Самое интересное — мгновенно выяснилось: Льюис никакой не проповедник, в том смысле, что не священник. Мне было приятно, что, читая его, я не совершу большого преступления против родной веры православной. Даже с учетом того, что не имею права признать себя верующим человеком.
Открыл наугад, как при школьном гадании, на что натолкнется взгляд: «Всякий знает, что пост и голод — разные вещи. Пост включает в себя усилие воли, и награда его — сила, а опасность — гордыня… аскетические упражнения, укрепляющие волю, полезны лишь до тех пор, пока воля наводит порядок в нашем обиталище страстей, готовя дом для Господа. Они полезны как средства, как цель они ужасны — подменяя аппетит волей, мы просто сменим животное естество на естество бесовское». Мама родная! Вот оно в чем дело! Вот оно куда гнет, мое голодание! И ведь что-то подобное я чуял, что-то отвратное было в тихом самодовольстве этих аскетских успехов. Иллюзия телесной неуязвимости. При любой неудаче возможность укрыться в недрах здоровья. Суррогат бессмертия. Поэтому, когда в идеальной поверхности вдруг появилось крошечное отверстие, на весь огромный организм напала паника.

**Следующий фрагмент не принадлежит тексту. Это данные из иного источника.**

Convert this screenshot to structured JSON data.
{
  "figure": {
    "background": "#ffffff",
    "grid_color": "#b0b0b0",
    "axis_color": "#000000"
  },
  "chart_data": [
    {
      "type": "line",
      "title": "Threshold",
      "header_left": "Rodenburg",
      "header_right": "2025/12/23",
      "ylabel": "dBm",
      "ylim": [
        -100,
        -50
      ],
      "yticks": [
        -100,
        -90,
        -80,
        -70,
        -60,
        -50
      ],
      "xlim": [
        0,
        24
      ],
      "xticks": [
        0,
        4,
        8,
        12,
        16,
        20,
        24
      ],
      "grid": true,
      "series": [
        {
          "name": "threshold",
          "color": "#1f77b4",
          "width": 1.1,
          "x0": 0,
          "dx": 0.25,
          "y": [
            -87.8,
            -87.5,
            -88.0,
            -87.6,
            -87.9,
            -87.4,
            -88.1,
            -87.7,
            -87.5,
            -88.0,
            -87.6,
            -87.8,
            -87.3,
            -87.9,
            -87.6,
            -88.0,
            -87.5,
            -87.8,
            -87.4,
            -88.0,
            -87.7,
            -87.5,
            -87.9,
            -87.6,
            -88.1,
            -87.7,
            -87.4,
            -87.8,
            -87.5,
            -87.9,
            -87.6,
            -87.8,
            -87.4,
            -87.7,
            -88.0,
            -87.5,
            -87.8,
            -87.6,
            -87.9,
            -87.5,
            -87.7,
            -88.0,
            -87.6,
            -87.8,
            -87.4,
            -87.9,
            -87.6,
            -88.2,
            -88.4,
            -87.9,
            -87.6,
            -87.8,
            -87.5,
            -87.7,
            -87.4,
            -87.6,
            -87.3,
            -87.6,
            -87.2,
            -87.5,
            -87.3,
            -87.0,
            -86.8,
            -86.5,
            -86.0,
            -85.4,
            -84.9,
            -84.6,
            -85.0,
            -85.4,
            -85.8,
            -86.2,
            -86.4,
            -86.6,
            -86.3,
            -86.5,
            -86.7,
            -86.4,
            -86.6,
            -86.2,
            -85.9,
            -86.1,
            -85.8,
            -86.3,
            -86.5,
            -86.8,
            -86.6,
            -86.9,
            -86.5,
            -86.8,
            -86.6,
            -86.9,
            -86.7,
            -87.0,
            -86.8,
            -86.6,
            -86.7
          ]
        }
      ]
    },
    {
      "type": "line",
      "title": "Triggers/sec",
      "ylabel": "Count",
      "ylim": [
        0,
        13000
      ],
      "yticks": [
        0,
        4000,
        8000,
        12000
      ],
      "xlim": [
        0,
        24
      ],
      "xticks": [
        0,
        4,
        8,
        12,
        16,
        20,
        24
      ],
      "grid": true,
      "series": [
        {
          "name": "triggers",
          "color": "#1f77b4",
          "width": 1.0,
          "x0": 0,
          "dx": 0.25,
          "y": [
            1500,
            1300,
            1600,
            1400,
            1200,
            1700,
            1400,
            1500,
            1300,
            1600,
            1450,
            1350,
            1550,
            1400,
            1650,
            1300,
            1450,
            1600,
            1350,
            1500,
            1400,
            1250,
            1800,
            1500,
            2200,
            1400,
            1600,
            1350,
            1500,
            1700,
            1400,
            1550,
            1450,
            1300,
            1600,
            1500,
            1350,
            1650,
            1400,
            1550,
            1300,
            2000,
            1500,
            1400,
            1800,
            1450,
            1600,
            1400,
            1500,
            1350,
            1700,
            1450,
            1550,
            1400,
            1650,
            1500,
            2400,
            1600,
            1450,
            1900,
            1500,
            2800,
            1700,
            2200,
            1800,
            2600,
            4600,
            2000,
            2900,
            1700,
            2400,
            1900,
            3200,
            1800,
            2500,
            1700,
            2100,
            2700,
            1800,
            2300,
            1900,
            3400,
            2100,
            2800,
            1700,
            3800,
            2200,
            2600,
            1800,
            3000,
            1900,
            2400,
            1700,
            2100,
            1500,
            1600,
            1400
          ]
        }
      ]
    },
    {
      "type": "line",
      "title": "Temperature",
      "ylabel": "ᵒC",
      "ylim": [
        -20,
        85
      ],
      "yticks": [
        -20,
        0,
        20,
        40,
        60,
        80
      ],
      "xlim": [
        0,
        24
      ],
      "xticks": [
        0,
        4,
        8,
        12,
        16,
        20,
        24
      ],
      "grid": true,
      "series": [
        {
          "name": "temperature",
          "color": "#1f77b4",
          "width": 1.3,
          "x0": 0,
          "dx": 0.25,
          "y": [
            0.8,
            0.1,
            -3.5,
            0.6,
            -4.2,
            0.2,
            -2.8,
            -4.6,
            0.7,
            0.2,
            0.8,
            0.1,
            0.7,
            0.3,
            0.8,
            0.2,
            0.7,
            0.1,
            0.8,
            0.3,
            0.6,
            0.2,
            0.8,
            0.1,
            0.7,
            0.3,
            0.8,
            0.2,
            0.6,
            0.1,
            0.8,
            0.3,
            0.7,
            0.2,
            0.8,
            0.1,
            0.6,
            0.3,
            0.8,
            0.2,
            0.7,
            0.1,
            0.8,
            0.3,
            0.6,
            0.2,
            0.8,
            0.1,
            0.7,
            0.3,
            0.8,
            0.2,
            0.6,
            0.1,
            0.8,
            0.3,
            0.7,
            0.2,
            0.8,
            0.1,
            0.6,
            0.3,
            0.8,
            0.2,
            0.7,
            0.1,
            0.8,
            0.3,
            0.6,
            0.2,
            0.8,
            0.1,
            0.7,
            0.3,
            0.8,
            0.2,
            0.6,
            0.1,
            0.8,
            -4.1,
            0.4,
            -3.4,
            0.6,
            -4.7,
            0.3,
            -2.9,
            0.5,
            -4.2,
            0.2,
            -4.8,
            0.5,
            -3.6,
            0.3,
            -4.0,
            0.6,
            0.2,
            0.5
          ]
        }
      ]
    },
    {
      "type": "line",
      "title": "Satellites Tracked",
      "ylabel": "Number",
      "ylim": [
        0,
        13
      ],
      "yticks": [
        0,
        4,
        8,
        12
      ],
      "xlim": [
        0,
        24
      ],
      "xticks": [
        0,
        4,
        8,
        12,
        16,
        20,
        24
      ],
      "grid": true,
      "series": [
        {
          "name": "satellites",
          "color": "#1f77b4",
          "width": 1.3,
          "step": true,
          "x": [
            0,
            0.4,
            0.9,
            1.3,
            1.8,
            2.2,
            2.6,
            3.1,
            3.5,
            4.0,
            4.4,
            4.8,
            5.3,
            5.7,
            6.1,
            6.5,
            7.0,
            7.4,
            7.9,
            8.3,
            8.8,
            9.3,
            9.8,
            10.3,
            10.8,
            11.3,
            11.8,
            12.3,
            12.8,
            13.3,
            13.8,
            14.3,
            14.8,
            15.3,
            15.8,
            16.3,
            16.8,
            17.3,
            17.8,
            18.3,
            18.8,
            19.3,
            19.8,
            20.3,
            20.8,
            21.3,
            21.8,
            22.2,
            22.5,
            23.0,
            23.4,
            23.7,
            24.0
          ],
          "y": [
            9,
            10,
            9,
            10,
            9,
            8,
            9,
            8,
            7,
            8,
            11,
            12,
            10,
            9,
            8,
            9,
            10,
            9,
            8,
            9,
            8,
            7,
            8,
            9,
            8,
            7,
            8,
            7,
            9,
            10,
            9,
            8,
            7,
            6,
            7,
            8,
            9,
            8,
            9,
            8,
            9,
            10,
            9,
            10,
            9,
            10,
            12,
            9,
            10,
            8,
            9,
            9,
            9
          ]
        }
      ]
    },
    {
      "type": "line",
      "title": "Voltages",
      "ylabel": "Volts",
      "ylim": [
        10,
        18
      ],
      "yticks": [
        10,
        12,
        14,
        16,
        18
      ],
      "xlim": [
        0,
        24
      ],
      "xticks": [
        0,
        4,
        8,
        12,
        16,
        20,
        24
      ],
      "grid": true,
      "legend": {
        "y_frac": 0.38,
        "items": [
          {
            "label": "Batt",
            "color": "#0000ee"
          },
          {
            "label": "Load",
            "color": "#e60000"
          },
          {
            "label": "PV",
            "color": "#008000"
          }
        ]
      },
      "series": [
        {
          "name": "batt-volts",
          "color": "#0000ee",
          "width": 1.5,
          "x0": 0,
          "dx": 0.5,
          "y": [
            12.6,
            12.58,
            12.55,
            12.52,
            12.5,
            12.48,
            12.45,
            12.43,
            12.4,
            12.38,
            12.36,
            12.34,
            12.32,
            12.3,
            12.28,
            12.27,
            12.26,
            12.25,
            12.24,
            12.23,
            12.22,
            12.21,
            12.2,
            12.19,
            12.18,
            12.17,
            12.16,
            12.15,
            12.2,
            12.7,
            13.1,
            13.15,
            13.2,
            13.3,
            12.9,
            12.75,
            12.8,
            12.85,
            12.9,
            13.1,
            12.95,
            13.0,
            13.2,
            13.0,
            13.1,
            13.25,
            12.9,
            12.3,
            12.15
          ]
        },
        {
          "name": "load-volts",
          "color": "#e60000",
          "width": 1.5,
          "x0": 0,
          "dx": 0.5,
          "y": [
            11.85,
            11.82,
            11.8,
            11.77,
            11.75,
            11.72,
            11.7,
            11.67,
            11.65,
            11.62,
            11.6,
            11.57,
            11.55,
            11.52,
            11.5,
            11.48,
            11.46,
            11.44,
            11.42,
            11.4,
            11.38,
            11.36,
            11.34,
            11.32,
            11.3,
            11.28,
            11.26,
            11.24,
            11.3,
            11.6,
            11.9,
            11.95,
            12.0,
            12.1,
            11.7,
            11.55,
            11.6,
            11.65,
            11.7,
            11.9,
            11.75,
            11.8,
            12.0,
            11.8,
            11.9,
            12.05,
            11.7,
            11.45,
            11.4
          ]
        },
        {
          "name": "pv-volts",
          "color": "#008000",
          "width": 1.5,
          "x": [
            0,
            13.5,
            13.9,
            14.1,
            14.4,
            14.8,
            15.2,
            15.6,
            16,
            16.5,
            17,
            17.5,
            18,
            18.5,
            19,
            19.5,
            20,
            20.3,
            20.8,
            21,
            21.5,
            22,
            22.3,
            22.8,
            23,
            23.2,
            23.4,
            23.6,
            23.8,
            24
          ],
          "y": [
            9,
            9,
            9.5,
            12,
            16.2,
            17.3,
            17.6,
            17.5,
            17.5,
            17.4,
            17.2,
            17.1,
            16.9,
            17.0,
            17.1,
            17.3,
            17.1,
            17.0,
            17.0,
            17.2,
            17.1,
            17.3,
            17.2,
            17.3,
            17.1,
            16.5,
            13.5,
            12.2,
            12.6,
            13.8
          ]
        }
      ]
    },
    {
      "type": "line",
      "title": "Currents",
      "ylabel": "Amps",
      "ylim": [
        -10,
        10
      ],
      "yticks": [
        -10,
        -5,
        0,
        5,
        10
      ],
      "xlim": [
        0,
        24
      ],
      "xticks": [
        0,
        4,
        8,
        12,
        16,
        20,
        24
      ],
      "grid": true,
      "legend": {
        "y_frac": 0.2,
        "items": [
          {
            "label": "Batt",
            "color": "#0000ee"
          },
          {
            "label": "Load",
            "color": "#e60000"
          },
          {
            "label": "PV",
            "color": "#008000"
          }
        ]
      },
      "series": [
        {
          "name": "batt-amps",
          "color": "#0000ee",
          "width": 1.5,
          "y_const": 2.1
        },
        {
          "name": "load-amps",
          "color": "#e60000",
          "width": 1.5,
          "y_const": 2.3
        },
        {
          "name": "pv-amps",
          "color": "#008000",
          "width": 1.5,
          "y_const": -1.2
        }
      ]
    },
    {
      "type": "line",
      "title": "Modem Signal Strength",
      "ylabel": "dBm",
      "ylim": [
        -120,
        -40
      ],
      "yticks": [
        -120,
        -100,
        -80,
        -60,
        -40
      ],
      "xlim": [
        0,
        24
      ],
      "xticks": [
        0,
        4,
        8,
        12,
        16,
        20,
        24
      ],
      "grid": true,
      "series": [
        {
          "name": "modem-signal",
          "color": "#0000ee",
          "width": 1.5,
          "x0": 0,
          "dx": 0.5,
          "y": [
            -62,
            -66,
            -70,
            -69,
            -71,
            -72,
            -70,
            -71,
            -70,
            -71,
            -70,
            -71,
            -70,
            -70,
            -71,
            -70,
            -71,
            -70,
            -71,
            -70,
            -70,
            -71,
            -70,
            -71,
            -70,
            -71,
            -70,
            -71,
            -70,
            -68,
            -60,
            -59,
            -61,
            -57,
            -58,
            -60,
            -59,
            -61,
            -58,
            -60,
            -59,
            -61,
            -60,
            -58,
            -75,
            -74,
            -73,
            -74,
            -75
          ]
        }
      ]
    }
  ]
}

Несколько дней мне казалось — я набрел!
Я читал умнейшего англичанина Льюиса и вспоминал другого, столь же симпатичного англичанина Честертона. Всегда приятно видеть разумно верующих людей. Особенно меня тронула глава о рае. Когда-то я носился с мыслью составить антологию по этой теме. Мне было обидно за рай еще со времен первого знакомства с «Божественной комедией». Раю перепало так мало внимания в сравнении с адом, что это требовало, на мой взгляд, исправления. Но потом я натолкнулся на книжку Борхеса-Касареса по этой теме и почти охладел, а добил мой замысел Джулиан Барнс. Удивительно, ему удалось описать жизнь в раю так, что туда по-настоящему захотелось попасть. Оказывается, в раю имеются и радость, и разнообразие и допускается свобода воли. Льюис же придумал даже, что делать с бессмертием животных, иногда ведь люди привязаны к домашним питомцам не меньше, чем к человеческим своим родственникам. Как-то у одной старушки спросили, хочет ли она в рай; она спросила: а есть ли там собачки? Если есть, тогда она согласна.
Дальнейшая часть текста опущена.